From these results, the fuel cell using the direct fuel cell electrode of the present invention has a higher catalyst utilization rate than the conventional fuel cell using the direct fuel cell electrode. It is considered that the improvement of the battery led to the improvement of the battery characteristics.

  ADVANTAGE OF THE INVENTION According to this invention, the electrode for direct fuel cell of a fuel with a favorable catalyst utilization factor can be obtained. Using such an electrode, methanol, ethanol, dimethyl ether, etc., which can be easily handled and the material and shape of the fuel container can be easily selected, can be mounted on various electric machines, electronic devices and precision devices. A direct fuel cell can be obtained. By using such a fuel cell, not only high output can be continuously exhibited, but also the cost of the battery can be reduced by reducing the amount of expensive catalyst.

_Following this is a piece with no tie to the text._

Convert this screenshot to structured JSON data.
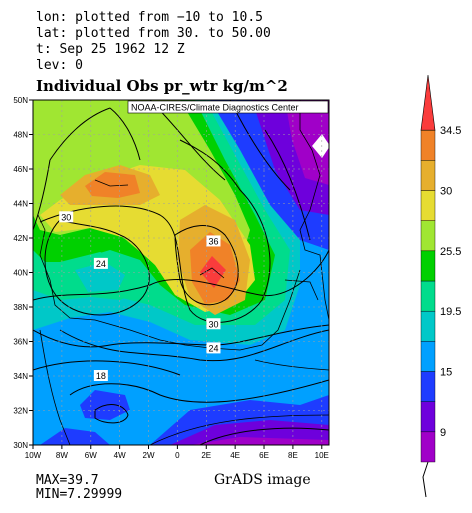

It is a figure which shows the structure of preferable embodiment of the fuel direct fuel cell of this invention. It is the figure which showed notionally the cross-section of the electrode catalyst layer of the conventional fuel cell. It is the figure which showed notionally the cross-sectional structure of the electrode catalyst layer of the fuel cell disclosed by Unexamined-Japanese-Patent No. 2001-118583. It is the figure which showed notionally the cross-section of the catalyst layer of the electrode for fuel direct fuel cells of this invention. It is the figure which showed the current-voltage characteristic of the fuel cell using the electrode catalyst of Example 1 and 2 and Comparative Example 1 and 2.

Explanation of symbols

1a Current collector (separator)
1b Current collector (separator)
2 Electrolyte membrane 3 Fuel electrode 4 Air electrode 5 Liquid fuel flow path 6 Oxidant gas flow path

Claims (9)

A first step of preparing a catalyst layer precursor by mixing a proton conductive material and an electron conductive material;
A second step of adsorbing a catalyst active material precursor solution onto the catalyst layer precursor;
The catalyst active material precursor adsorbed on the catalyst layer precursor obtained in the second step is electrochemically reduced, and the catalyst active material is electrolytically deposited on the electron conductive material in the catalyst layer precursor. And a third step of manufacturing a direct fuel cell electrode for a fuel cell.   The method for producing a direct fuel cell electrode according to claim 1, wherein the catalyst active substance precursor solution uses a liquid fuel used for power generation of the fuel cell as a solvent.   3. The method for producing an electrode for a direct fuel cell according to claim 1, wherein the precursor of the catalytically active material is a mixture of metal salts containing at least one kind of noble metal.   The method of manufacturing an electrode for a direct fuel cell according to any one of claims 1 to 3, wherein the adsorption in the second step is adsorption by ion exchange of a proton conductive material.   It can obtain by the manufacturing method of any one of Claims 1-4, and a catalytically active substance is mainly interposed in the contact surface of the proton conduction path | route of a proton conductive substance, and the said electronic conductive substance. A fuel direct fuel cell electrode.   6. The direct fuel cell electrode according to claim 5, wherein the catalytically active substance is a noble metal or an alloy thereof.   The direct fuel cell electrode or the direct fuel cell electrode according to claim 5 or 6, which can be obtained by the method for manufacturing the direct fuel cell electrode according to any one of claims 1 to 4. A membrane-electrode assembly comprising an electrode.   A direct fuel cell comprising the membrane-electrode assembly according to claim 7.   An electronic apparatus comprising the direct fuel cell according to claim 8.